Lanzó un grito al cielo y salió despavorida corriendo hacia la cabina
telefónica más cercana del lugar. En Tundi casi nunca pasaba nada que llame la
atención, los menonitas caminaban descalzo por los alrededores, como si
vivieran en el siglo veinte, los camiones todos eran de los años setenta, y los
teléfonos celulares eran algo que no quería usar por ser parte de una
modernidad que ella se resistía a entender.
Oscar,
no pudo evitar la risa sarcástica al ver a su madre, con la cara de terror, al
desconfiar de que su hijo se haya convertido en el famoso Dr.
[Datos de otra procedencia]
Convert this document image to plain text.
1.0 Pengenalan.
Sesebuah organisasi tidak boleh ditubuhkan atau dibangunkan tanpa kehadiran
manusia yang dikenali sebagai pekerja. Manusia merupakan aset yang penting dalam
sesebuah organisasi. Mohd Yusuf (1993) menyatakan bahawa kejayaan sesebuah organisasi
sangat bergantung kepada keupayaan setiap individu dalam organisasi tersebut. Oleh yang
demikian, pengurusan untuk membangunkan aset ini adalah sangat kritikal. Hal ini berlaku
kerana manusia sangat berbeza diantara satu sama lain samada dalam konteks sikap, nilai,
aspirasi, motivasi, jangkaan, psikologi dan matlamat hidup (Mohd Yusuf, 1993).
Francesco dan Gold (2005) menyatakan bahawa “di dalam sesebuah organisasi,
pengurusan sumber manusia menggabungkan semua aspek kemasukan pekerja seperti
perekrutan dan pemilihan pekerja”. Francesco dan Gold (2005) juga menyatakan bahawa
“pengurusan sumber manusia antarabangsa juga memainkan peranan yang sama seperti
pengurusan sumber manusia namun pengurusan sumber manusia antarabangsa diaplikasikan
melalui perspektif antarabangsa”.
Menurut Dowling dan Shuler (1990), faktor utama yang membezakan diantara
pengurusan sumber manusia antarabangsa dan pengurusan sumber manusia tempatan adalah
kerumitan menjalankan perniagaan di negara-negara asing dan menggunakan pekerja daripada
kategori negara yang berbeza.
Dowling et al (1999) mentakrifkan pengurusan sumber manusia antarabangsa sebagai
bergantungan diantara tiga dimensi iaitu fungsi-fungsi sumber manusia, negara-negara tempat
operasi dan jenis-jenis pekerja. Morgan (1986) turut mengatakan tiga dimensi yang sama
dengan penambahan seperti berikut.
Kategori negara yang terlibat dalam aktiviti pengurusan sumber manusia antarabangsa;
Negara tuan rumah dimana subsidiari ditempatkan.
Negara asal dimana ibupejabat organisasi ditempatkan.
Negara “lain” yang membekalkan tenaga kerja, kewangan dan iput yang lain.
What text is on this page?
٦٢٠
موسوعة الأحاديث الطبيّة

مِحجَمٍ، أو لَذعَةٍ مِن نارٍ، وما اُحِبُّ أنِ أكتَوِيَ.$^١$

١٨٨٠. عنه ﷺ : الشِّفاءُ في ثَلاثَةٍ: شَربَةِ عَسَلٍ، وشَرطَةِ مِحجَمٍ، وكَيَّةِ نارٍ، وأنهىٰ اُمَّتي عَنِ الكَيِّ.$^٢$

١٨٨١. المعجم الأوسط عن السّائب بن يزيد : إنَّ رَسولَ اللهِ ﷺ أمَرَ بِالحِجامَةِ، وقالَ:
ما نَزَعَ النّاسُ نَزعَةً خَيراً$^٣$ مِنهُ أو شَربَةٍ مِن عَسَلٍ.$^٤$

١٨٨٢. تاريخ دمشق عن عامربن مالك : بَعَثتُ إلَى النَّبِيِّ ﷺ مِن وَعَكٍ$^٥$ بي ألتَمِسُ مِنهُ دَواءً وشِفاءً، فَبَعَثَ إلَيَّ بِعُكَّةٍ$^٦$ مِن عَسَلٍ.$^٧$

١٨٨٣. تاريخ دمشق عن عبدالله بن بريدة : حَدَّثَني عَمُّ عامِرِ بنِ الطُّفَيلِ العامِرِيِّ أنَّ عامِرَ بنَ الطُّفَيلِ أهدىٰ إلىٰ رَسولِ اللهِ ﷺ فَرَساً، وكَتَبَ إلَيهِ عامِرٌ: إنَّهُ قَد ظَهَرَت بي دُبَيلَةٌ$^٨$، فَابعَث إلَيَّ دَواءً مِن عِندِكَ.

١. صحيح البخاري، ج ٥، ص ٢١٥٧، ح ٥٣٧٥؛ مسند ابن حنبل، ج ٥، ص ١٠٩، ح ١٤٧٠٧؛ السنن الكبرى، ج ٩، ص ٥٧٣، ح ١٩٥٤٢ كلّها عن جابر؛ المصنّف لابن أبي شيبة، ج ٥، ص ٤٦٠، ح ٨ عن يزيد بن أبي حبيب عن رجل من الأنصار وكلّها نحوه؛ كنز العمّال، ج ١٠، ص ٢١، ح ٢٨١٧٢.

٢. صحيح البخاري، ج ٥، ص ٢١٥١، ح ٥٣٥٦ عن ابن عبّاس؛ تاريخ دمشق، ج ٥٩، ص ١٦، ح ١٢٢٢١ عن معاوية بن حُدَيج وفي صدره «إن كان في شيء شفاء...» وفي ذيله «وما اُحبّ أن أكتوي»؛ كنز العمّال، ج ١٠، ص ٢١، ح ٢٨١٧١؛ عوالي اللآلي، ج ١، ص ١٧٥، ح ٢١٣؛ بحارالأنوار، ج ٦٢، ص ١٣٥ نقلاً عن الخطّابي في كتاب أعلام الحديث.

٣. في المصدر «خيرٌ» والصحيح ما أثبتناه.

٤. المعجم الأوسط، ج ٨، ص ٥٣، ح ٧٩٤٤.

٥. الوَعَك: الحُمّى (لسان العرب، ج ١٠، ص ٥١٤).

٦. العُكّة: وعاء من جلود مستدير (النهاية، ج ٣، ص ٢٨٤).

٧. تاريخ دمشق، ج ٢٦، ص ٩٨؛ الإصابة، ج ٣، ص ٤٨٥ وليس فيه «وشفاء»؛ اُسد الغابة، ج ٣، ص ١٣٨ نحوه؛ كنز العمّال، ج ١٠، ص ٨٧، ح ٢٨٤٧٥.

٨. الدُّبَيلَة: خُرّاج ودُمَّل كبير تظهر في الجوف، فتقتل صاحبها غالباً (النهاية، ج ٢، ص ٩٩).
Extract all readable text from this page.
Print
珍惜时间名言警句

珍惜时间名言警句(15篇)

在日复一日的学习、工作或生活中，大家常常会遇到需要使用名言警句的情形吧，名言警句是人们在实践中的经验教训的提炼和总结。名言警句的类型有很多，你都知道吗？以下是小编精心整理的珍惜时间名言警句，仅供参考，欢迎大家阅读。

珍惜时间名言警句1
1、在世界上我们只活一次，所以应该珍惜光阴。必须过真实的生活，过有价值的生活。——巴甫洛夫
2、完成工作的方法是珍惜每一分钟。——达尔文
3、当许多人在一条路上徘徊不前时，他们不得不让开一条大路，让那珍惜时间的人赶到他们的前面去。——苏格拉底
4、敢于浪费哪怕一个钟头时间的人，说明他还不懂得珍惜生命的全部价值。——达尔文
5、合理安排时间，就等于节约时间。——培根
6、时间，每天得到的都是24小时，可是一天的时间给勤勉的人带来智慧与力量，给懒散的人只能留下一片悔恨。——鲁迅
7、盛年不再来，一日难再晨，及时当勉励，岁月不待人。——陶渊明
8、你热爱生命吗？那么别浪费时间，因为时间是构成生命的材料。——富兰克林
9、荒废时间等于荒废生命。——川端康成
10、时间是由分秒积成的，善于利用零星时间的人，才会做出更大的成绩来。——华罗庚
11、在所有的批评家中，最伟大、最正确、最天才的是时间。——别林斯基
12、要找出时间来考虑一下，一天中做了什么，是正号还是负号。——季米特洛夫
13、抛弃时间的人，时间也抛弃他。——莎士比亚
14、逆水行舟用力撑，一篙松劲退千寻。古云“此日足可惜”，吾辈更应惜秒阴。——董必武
Frankenstein,
haciendo de los pollitos adefesios articulados con más de dos alitas. y no solo
eso, en su área de trabajo donde tenía la máquina rara que nadie sabía de qué
se trataba, había un ternero con dos cabezas, un perro que maullaba, un loro
que hablaba perfectamente el inglés, y muchos cerditos caminando en dos patas.
Oscar
no podía dejar de reír, cuando vio a su madre, que horrorizada agarraba sus
pilchas, y corría a la parada del colectivo para que la lleve a la ciudad. Nunca
se enteró que su hijo, había estudiado biología y farmacia y que en ese lapso,
un científico loco, lo llevó de su aprendiz en biotecnología.
Cuando
le preguntaron en la aduana, que era lo que hacía la máquina, él dijo
inocentemente: "es un secuenciador de ADN".